SAWT BEIRUT INTERNATIONAL

| 29 March 2024, Friday |

Should we continue to clean surfaces and groceries? Experts answer

Experts said that surface cleaning procedures can be reduced to prevent viruses, especially the emerging corona virus, with a large number of people being immunized from the virus, and due to new scientific recommendations indicating that surfaces do not spread this virus easily.

The Canadian “ Globe and Mail” website  quotes experts as saying that it is time to go beyond the “scene of hygiene”, and says that while some of them agree that hand hygiene should remain a habit that goes beyond the epidemic, and that vaccination is the best form of protection from Corona, it has come. Time to end this obsession with hygiene.

Under the headline “Why is it time to stop grocery wiping and other cleaning measures that do not reduce the risk of transmission,” the site said that across Canada, individuals and institutions have been maintaining deep cleaning protocols and quarantining products since the start of the epidemic.

But experts say that current cleaning behaviors give people a sense of safety, but they are unlikely to reduce the transmission of Coronavirus infection.
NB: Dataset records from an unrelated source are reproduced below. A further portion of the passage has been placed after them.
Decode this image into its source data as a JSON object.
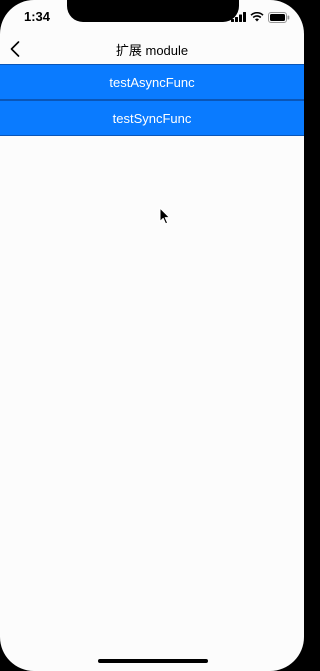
{
  "status_bar": {
    "time": "1:34",
    "icons": [
      "signal-icon",
      "wifi-icon",
      "battery-icon"
    ]
  },
  "nav": {
    "back_icon": "chevron-left-icon",
    "title": "扩展 module"
  },
  "actions": [
    {
      "label": "testAsyncFunc"
    },
    {
      "label": "testSyncFunc"
    }
  ],
  "colors": {
    "button_background": "#0a7bff",
    "button_text": "#ffffff",
    "screen_background": "#fcfcfc"
  }
}
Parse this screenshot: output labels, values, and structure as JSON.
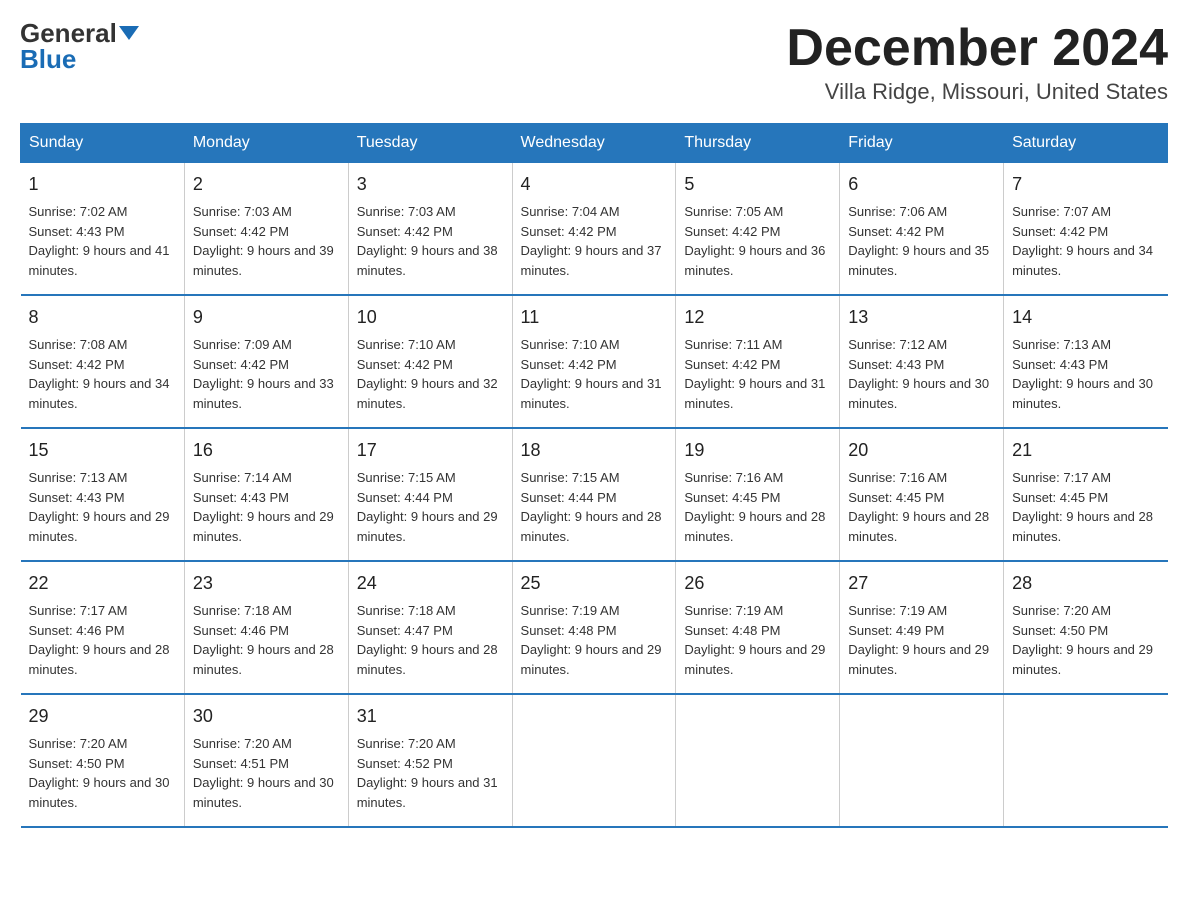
{
  "logo": {
    "line1": "General",
    "arrow": true,
    "line2": "Blue"
  },
  "title": "December 2024",
  "subtitle": "Villa Ridge, Missouri, United States",
  "weekdays": [
    "Sunday",
    "Monday",
    "Tuesday",
    "Wednesday",
    "Thursday",
    "Friday",
    "Saturday"
  ],
  "weeks": [
    [
      {
        "day": "1",
        "sunrise": "Sunrise: 7:02 AM",
        "sunset": "Sunset: 4:43 PM",
        "daylight": "Daylight: 9 hours and 41 minutes."
      },
      {
        "day": "2",
        "sunrise": "Sunrise: 7:03 AM",
        "sunset": "Sunset: 4:42 PM",
        "daylight": "Daylight: 9 hours and 39 minutes."
      },
      {
        "day": "3",
        "sunrise": "Sunrise: 7:03 AM",
        "sunset": "Sunset: 4:42 PM",
        "daylight": "Daylight: 9 hours and 38 minutes."
      },
      {
        "day": "4",
        "sunrise": "Sunrise: 7:04 AM",
        "sunset": "Sunset: 4:42 PM",
        "daylight": "Daylight: 9 hours and 37 minutes."
      },
      {
        "day": "5",
        "sunrise": "Sunrise: 7:05 AM",
        "sunset": "Sunset: 4:42 PM",
        "daylight": "Daylight: 9 hours and 36 minutes."
      },
      {
        "day": "6",
        "sunrise": "Sunrise: 7:06 AM",
        "sunset": "Sunset: 4:42 PM",
        "daylight": "Daylight: 9 hours and 35 minutes."
      },
      {
        "day": "7",
        "sunrise": "Sunrise: 7:07 AM",
        "sunset": "Sunset: 4:42 PM",
        "daylight": "Daylight: 9 hours and 34 minutes."
      }
    ],
    [
      {
        "day": "8",
        "sunrise": "Sunrise: 7:08 AM",
        "sunset": "Sunset: 4:42 PM",
        "daylight": "Daylight: 9 hours and 34 minutes."
      },
      {
        "day": "9",
        "sunrise": "Sunrise: 7:09 AM",
        "sunset": "Sunset: 4:42 PM",
        "daylight": "Daylight: 9 hours and 33 minutes."
      },
      {
        "day": "10",
        "sunrise": "Sunrise: 7:10 AM",
        "sunset": "Sunset: 4:42 PM",
        "daylight": "Daylight: 9 hours and 32 minutes."
      },
      {
        "day": "11",
        "sunrise": "Sunrise: 7:10 AM",
        "sunset": "Sunset: 4:42 PM",
        "daylight": "Daylight: 9 hours and 31 minutes."
      },
      {
        "day": "12",
        "sunrise": "Sunrise: 7:11 AM",
        "sunset": "Sunset: 4:42 PM",
        "daylight": "Daylight: 9 hours and 31 minutes."
      },
      {
        "day": "13",
        "sunrise": "Sunrise: 7:12 AM",
        "sunset": "Sunset: 4:43 PM",
        "daylight": "Daylight: 9 hours and 30 minutes."
      },
      {
        "day": "14",
        "sunrise": "Sunrise: 7:13 AM",
        "sunset": "Sunset: 4:43 PM",
        "daylight": "Daylight: 9 hours and 30 minutes."
      }
    ],
    [
      {
        "day": "15",
        "sunrise": "Sunrise: 7:13 AM",
        "sunset": "Sunset: 4:43 PM",
        "daylight": "Daylight: 9 hours and 29 minutes."
      },
      {
        "day": "16",
        "sunrise": "Sunrise: 7:14 AM",
        "sunset": "Sunset: 4:43 PM",
        "daylight": "Daylight: 9 hours and 29 minutes."
      },
      {
        "day": "17",
        "sunrise": "Sunrise: 7:15 AM",
        "sunset": "Sunset: 4:44 PM",
        "daylight": "Daylight: 9 hours and 29 minutes."
      },
      {
        "day": "18",
        "sunrise": "Sunrise: 7:15 AM",
        "sunset": "Sunset: 4:44 PM",
        "daylight": "Daylight: 9 hours and 28 minutes."
      },
      {
        "day": "19",
        "sunrise": "Sunrise: 7:16 AM",
        "sunset": "Sunset: 4:45 PM",
        "daylight": "Daylight: 9 hours and 28 minutes."
      },
      {
        "day": "20",
        "sunrise": "Sunrise: 7:16 AM",
        "sunset": "Sunset: 4:45 PM",
        "daylight": "Daylight: 9 hours and 28 minutes."
      },
      {
        "day": "21",
        "sunrise": "Sunrise: 7:17 AM",
        "sunset": "Sunset: 4:45 PM",
        "daylight": "Daylight: 9 hours and 28 minutes."
      }
    ],
    [
      {
        "day": "22",
        "sunrise": "Sunrise: 7:17 AM",
        "sunset": "Sunset: 4:46 PM",
        "daylight": "Daylight: 9 hours and 28 minutes."
      },
      {
        "day": "23",
        "sunrise": "Sunrise: 7:18 AM",
        "sunset": "Sunset: 4:46 PM",
        "daylight": "Daylight: 9 hours and 28 minutes."
      },
      {
        "day": "24",
        "sunrise": "Sunrise: 7:18 AM",
        "sunset": "Sunset: 4:47 PM",
        "daylight": "Daylight: 9 hours and 28 minutes."
      },
      {
        "day": "25",
        "sunrise": "Sunrise: 7:19 AM",
        "sunset": "Sunset: 4:48 PM",
        "daylight": "Daylight: 9 hours and 29 minutes."
      },
      {
        "day": "26",
        "sunrise": "Sunrise: 7:19 AM",
        "sunset": "Sunset: 4:48 PM",
        "daylight": "Daylight: 9 hours and 29 minutes."
      },
      {
        "day": "27",
        "sunrise": "Sunrise: 7:19 AM",
        "sunset": "Sunset: 4:49 PM",
        "daylight": "Daylight: 9 hours and 29 minutes."
      },
      {
        "day": "28",
        "sunrise": "Sunrise: 7:20 AM",
        "sunset": "Sunset: 4:50 PM",
        "daylight": "Daylight: 9 hours and 29 minutes."
      }
    ],
    [
      {
        "day": "29",
        "sunrise": "Sunrise: 7:20 AM",
        "sunset": "Sunset: 4:50 PM",
        "daylight": "Daylight: 9 hours and 30 minutes."
      },
      {
        "day": "30",
        "sunrise": "Sunrise: 7:20 AM",
        "sunset": "Sunset: 4:51 PM",
        "daylight": "Daylight: 9 hours and 30 minutes."
      },
      {
        "day": "31",
        "sunrise": "Sunrise: 7:20 AM",
        "sunset": "Sunset: 4:52 PM",
        "daylight": "Daylight: 9 hours and 31 minutes."
      },
      {
        "day": "",
        "sunrise": "",
        "sunset": "",
        "daylight": ""
      },
      {
        "day": "",
        "sunrise": "",
        "sunset": "",
        "daylight": ""
      },
      {
        "day": "",
        "sunrise": "",
        "sunset": "",
        "daylight": ""
      },
      {
        "day": "",
        "sunrise": "",
        "sunset": "",
        "daylight": ""
      }
    ]
  ]
}
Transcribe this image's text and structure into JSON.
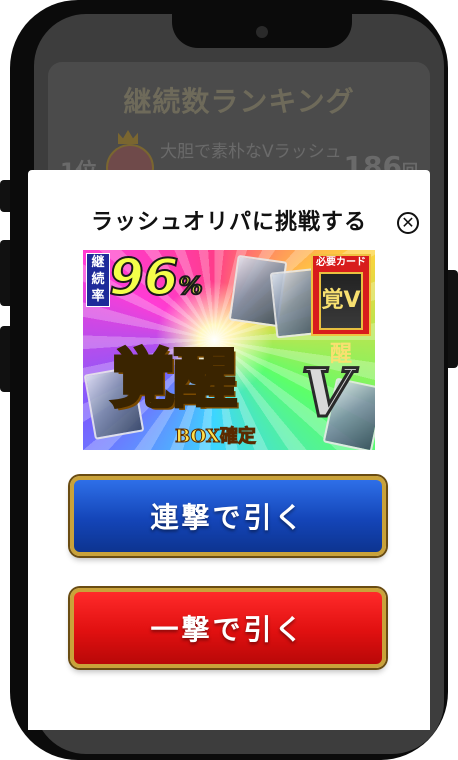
{
  "ranking": {
    "title": "継続数ランキング",
    "entry": {
      "position": "1位",
      "name": "大胆で素朴なVラッシュ王",
      "count": "186",
      "count_unit": "回"
    }
  },
  "modal": {
    "title": "ラッシュオリパに挑戦する",
    "close_icon": "close-icon",
    "banner": {
      "rate_label": "継続率",
      "rate_value": "96",
      "rate_unit": "%",
      "must_label": "必要カード",
      "must_card_text": "覚V醒",
      "main_text": "覚醒",
      "v_text": "V",
      "box_text": "BOX確定"
    },
    "buttons": {
      "multi_label": "連撃で引く",
      "single_label": "一撃で引く"
    }
  },
  "colors": {
    "blue_button": "#1445b8",
    "red_button": "#e01010",
    "gold_border": "#c9a23a"
  }
}
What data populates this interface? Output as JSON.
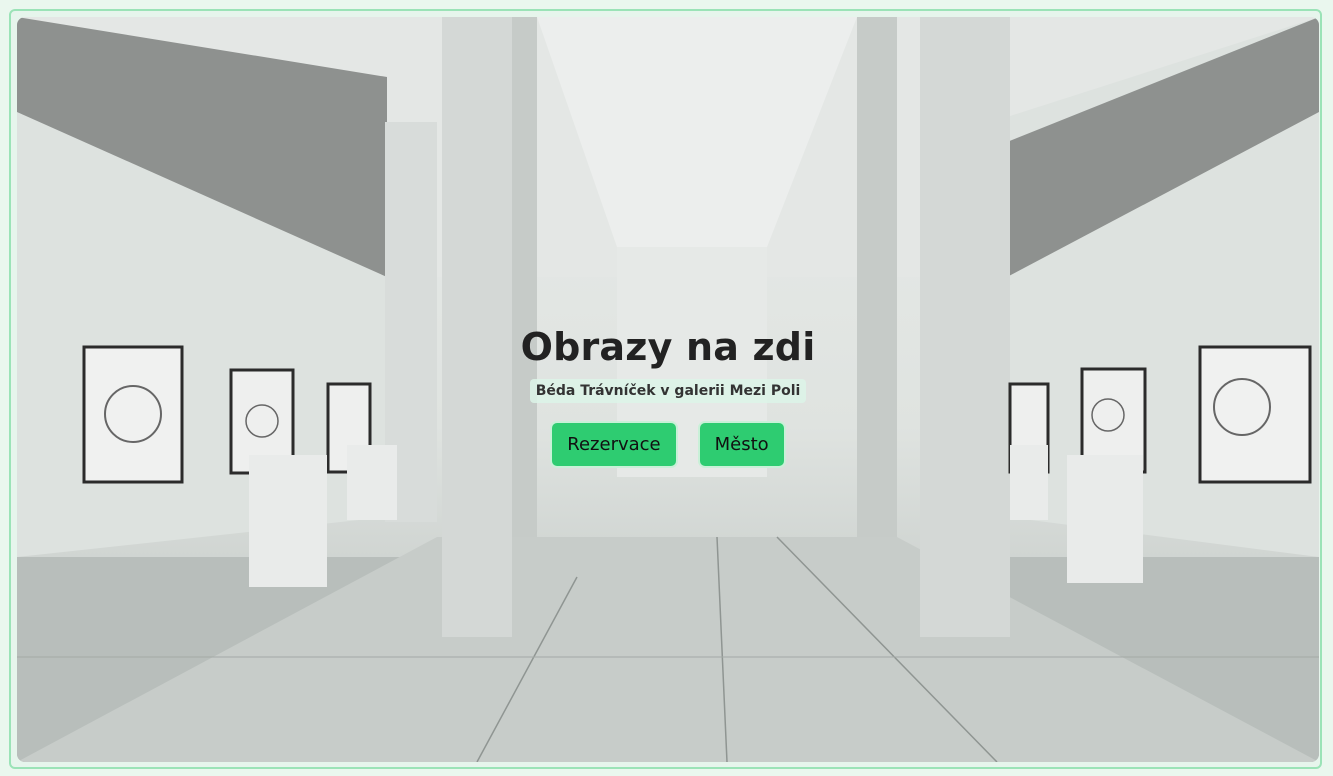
{
  "hero": {
    "title": "Obrazy na zdi",
    "subtitle": "Béda Trávníček v galerii Mezi Poli",
    "image_description": "gallery-interior-photo"
  },
  "buttons": {
    "reservation": "Rezervace",
    "city": "Město"
  },
  "colors": {
    "accent": "#2ecc71",
    "frame_border": "#9be3b7",
    "page_bg": "#eaf7ee"
  }
}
The report also notes the environmental impact of disposable wipes, the cost of sterilization, and the burden on restaurant and retail employees to maintain strict cleaning procedures.

Dr. Gerald Evans, an epidemiologist at the Kingston Center for Health Sciences in Canada, said, “Part of the problem we face is getting people to understand that just knowing that there is a virus in something on the surface, or in an aerosol, does not mean that it will transmit effectively, because Viruses undergo all kinds of changes that can affect the infection and its ability to bind to a receptor.

Evans added that one of the problems with disposable wipes is that they contribute to “general waste problems.”

Dr. Peter Johnny, also an infectious disease expert and local official in Ontario, said that in public places, the risk of infection through surfaces is “relatively low” and “can be easily treated with traditional cleaning without deep cleaning and hand sanitizer.”

He notes that outdoors, like playgrounds, UV rays also help disinfect surfaces.

He points out that one of the German studies showed that grocery stores were not one of the common sources of transmission of Corona infection, “perhaps because people do not spend much time in these stores.”

Dr. Legan Parks, an infectious disease specialist and microbiologist at McGill University, said the focus should be on “improving ventilation in places we know of the highest risk of transmission, such as care facilities, and reconsidering the estimation of spaces between individuals in workplaces and institutions.”

In a report for the “Healthline”  website , Dr. William Schaffner, an infectious disease expert at the University of Vanderbilt University of Medicine in Tennessee, pointed out to the US Centers for Disease Control and Prevention recently concluded that “surface transmission is not the main pathway” that spreads Through him the Corona virus.

Schaffner says it is “good news and a reason to consider new measures such as reopening libraries.” He added, “We still have to wipe the books when they are returned to the libraries, but from this standpoint, we now know that we do not need to put them in stone for five days.”

Overall, these results mean that we can all “relax a little bit when cleaning surfaces and sanitizing groceries,” according to Schaffner.

The doctor advises a “simple and effective” method, which is “cleaning hands”.